I think yesterday was the darkest day for Formula 1 since the Indygate fiasco of 2005. We are used to the FIArrari stewards making ridiculous decisions, but even I was surprised that they did what they did yesterday.
For several hours I was extremely angry. I still am angry in fact. But for the first time since I originally fell in love with the sport in the 1990s, I have considered boycotting Formula 1. I almost shut down this blog. I am still not sure if I can be bothered to watch the Italian Grand Prix. For all I know, the race will be decided away from the race track, so maybe I will just read about it in the politics pages of my newspaper in Monday morning.
If you think I am wrong about the incident — and I am amazed to have seen that some people actually take the FIArrari side — just look at Clive’s thorough and methodial assessment, and Grandprix.com’s report.
A lot of people maintain that Hamilton could not have gained enough momentum to overtake Kimi Räikkönen at La Source unless he went through the escape road at the Bus Stop. But McLaren say that their data shows that Hamilton was 6 km/h slower than Räikkönen at the start / finish line. The FIA’s timing data — which records the speed of every car that passes the start / finish line — will verify this.
It is clear that Hamilton lifted off to let Räikkönen past. One minute Hamilton was on the right side of Räikkönen’s car. Later he found himself to the left after Räikkönen swerved to take the outside line going into the entry at La Source. He would have been unable to do this unless Hamilton was behind.

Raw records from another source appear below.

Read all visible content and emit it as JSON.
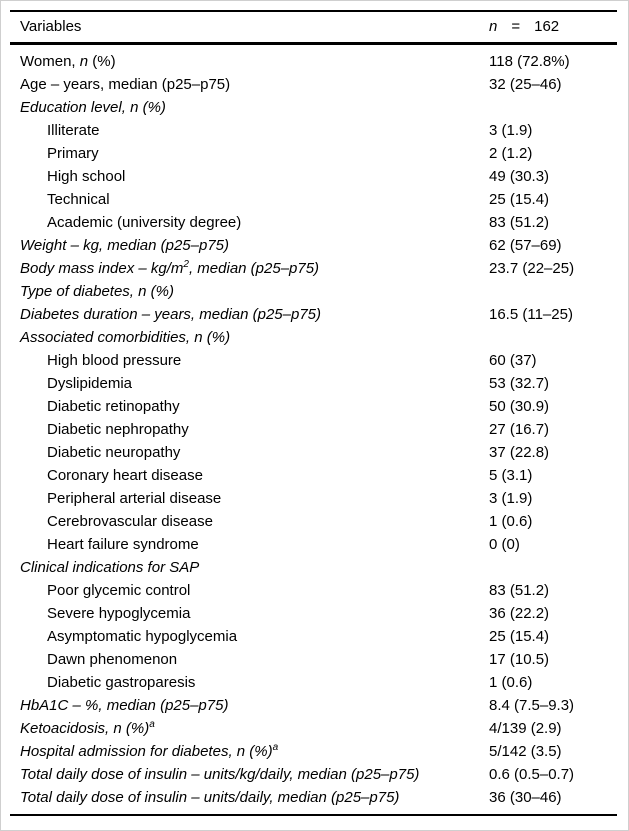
{
  "table": {
    "header": {
      "variables_label": "Variables",
      "n_label": "n",
      "equals": "=",
      "n_value": "162"
    },
    "rows": [
      {
        "indent": 0,
        "segs": [
          {
            "t": "Women, "
          },
          {
            "t": "n",
            "i": true
          },
          {
            "t": " (%)"
          }
        ],
        "value": "118 (72.8%)"
      },
      {
        "indent": 0,
        "segs": [
          {
            "t": "Age – years, median (p25–p75)"
          }
        ],
        "value": "32 (25–46)"
      },
      {
        "indent": 0,
        "segs": [
          {
            "t": "Education level, n (%)",
            "i": true
          }
        ],
        "value": ""
      },
      {
        "indent": 1,
        "segs": [
          {
            "t": "Illiterate"
          }
        ],
        "value": "3 (1.9)"
      },
      {
        "indent": 1,
        "segs": [
          {
            "t": "Primary"
          }
        ],
        "value": "2 (1.2)"
      },
      {
        "indent": 1,
        "segs": [
          {
            "t": "High school"
          }
        ],
        "value": "49 (30.3)"
      },
      {
        "indent": 1,
        "segs": [
          {
            "t": "Technical"
          }
        ],
        "value": "25 (15.4)"
      },
      {
        "indent": 1,
        "segs": [
          {
            "t": "Academic (university degree)"
          }
        ],
        "value": "83 (51.2)"
      },
      {
        "indent": 0,
        "segs": [
          {
            "t": "Weight – kg, median (p25–p75)",
            "i": true
          }
        ],
        "value": "62 (57–69)"
      },
      {
        "indent": 0,
        "segs": [
          {
            "t": "Body mass index – kg/m",
            "i": true
          },
          {
            "t": "2",
            "i": true,
            "sup": true
          },
          {
            "t": ", median (p25–p75)",
            "i": true
          }
        ],
        "value": "23.7 (22–25)"
      },
      {
        "indent": 0,
        "segs": [
          {
            "t": "Type of diabetes, n (%)",
            "i": true
          }
        ],
        "value": ""
      },
      {
        "indent": 0,
        "segs": [
          {
            "t": "Diabetes duration – years, median (p25–p75)",
            "i": true
          }
        ],
        "value": "16.5 (11–25)"
      },
      {
        "indent": 0,
        "segs": [
          {
            "t": "Associated comorbidities, n (%)",
            "i": true
          }
        ],
        "value": ""
      },
      {
        "indent": 1,
        "segs": [
          {
            "t": "High blood pressure"
          }
        ],
        "value": "60 (37)"
      },
      {
        "indent": 1,
        "segs": [
          {
            "t": "Dyslipidemia"
          }
        ],
        "value": "53 (32.7)"
      },
      {
        "indent": 1,
        "segs": [
          {
            "t": "Diabetic retinopathy"
          }
        ],
        "value": "50 (30.9)"
      },
      {
        "indent": 1,
        "segs": [
          {
            "t": "Diabetic nephropathy"
          }
        ],
        "value": "27 (16.7)"
      },
      {
        "indent": 1,
        "segs": [
          {
            "t": "Diabetic neuropathy"
          }
        ],
        "value": "37 (22.8)"
      },
      {
        "indent": 1,
        "segs": [
          {
            "t": "Coronary heart disease"
          }
        ],
        "value": "5 (3.1)"
      },
      {
        "indent": 1,
        "segs": [
          {
            "t": "Peripheral arterial disease"
          }
        ],
        "value": "3 (1.9)"
      },
      {
        "indent": 1,
        "segs": [
          {
            "t": "Cerebrovascular disease"
          }
        ],
        "value": "1 (0.6)"
      },
      {
        "indent": 1,
        "segs": [
          {
            "t": "Heart failure syndrome"
          }
        ],
        "value": "0 (0)"
      },
      {
        "indent": 0,
        "segs": [
          {
            "t": "Clinical indications for SAP",
            "i": true
          }
        ],
        "value": ""
      },
      {
        "indent": 1,
        "segs": [
          {
            "t": "Poor glycemic control"
          }
        ],
        "value": "83 (51.2)"
      },
      {
        "indent": 1,
        "segs": [
          {
            "t": "Severe hypoglycemia"
          }
        ],
        "value": "36 (22.2)"
      },
      {
        "indent": 1,
        "segs": [
          {
            "t": "Asymptomatic hypoglycemia"
          }
        ],
        "value": "25 (15.4)"
      },
      {
        "indent": 1,
        "segs": [
          {
            "t": "Dawn phenomenon"
          }
        ],
        "value": "17 (10.5)"
      },
      {
        "indent": 1,
        "segs": [
          {
            "t": "Diabetic gastroparesis"
          }
        ],
        "value": "1 (0.6)"
      },
      {
        "indent": 0,
        "segs": [
          {
            "t": "HbA1C – %, median (p25–p75)",
            "i": true
          }
        ],
        "value": "8.4 (7.5–9.3)"
      },
      {
        "indent": 0,
        "segs": [
          {
            "t": "Ketoacidosis, n (%)",
            "i": true
          },
          {
            "t": "a",
            "i": true,
            "sup": true
          }
        ],
        "value": "4/139 (2.9)"
      },
      {
        "indent": 0,
        "segs": [
          {
            "t": "Hospital admission for diabetes, n (%)",
            "i": true
          },
          {
            "t": "a",
            "i": true,
            "sup": true
          }
        ],
        "value": "5/142 (3.5)"
      },
      {
        "indent": 0,
        "segs": [
          {
            "t": "Total daily dose of insulin – units/kg/daily, median (p25–p75)",
            "i": true
          }
        ],
        "value": "0.6 (0.5–0.7)"
      },
      {
        "indent": 0,
        "segs": [
          {
            "t": "Total daily dose of insulin – units/daily, median (p25–p75)",
            "i": true
          }
        ],
        "value": "36 (30–46)"
      }
    ]
  },
  "colors": {
    "rule": "#000000",
    "text": "#000000",
    "frame": "#cfcfcf",
    "background": "#ffffff"
  }
}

The reason Hamilton caught up with Räikkönen again so quickly was because Räikkönen was extremely slow at that point of the race anyway. As I recall, Räikkönen lost around a second per sector to Hamilton on the previous lap and it was pretty clear that Räikkönen was struggling badly while Hamilton felt more comfortable. I do not accept the notion that Hamilton should hold back from passing Räikkönen for a corner or two when Räikkönen is losing so much time.
Can you, with your hand on your heart, say that Felipe Massa deserved to win the race? Because that is what the stewards are asking us to swallow. Well, I will not swallow it. I will spit it straight out and stamp on it.
It’s not just the fact that the stewards got it so wrong in Belgium. It is partly the fact that the stewards have insulted the intelligence of F1 fans for the second race running. It is partly the fact that we had an excellent race absolutely ruined. It is partly the fact that the stewards — yet again — farcically amended the result after the race.
The absurd Hamilton penalty is just one of a run of dodgy decisions made by stewards in recent races. Bruno Senna was penalised for an unsafe exit in Saturday’s GP2 feature race in Belgium. The incident was curiously similar to Massa’s in Valencia, except that Senna had the excuse of having to deal with extra wheelspin due to a wet track. Senna made sure that he pointed out on television that Massa was let off for the same incident.
It is becoming far to blatant now. The Ferrari International Assistance simply must be stopped. I have a new project in mind. I am going to set up a new website that will aim to be a comprehensive guide to every single contentious decision made in Formula 1.
I hope to log every penalty decision that the stewards make in detail — the driver and the constructor, the grand prix, the rule that was broken and the penalty that was handed out. It will also cover contentious incidents that went unpunished. This way we can easily compare similar incidents
If the FIA really are not biased towards Ferrari, our logs will show it. This new website will not be a place for any partisan posturing or foot-stamping. It will simply detail the facts — and then the fans of motor sport can make up their own minds.
I still need to think about how I am going to implement this. To succeed, it will probably have to be a collaborative effort, but we need to be careful that no-one is able to abuse the website and distort its intentions. I think it might be best to make it a Wiki.
But first of all, I am going to sleep on it. I may as well gather some advice. Do you think it’s a good idea? What format should the new site take? And would anyone be willing to help?
It feels like the sort of thing that I will think is silly when I wake up in the morning. But I am fed up with this. I am deciding now we either need to push harder for F1’s power brokers to change their attitude, or I will just stop watching F1. I can’t take this seriously any more. It is no longer just the odd decision here or there. It is now happening on a race-by-race basis. It is time someone put the sport back into motor sport — and it may as well be us.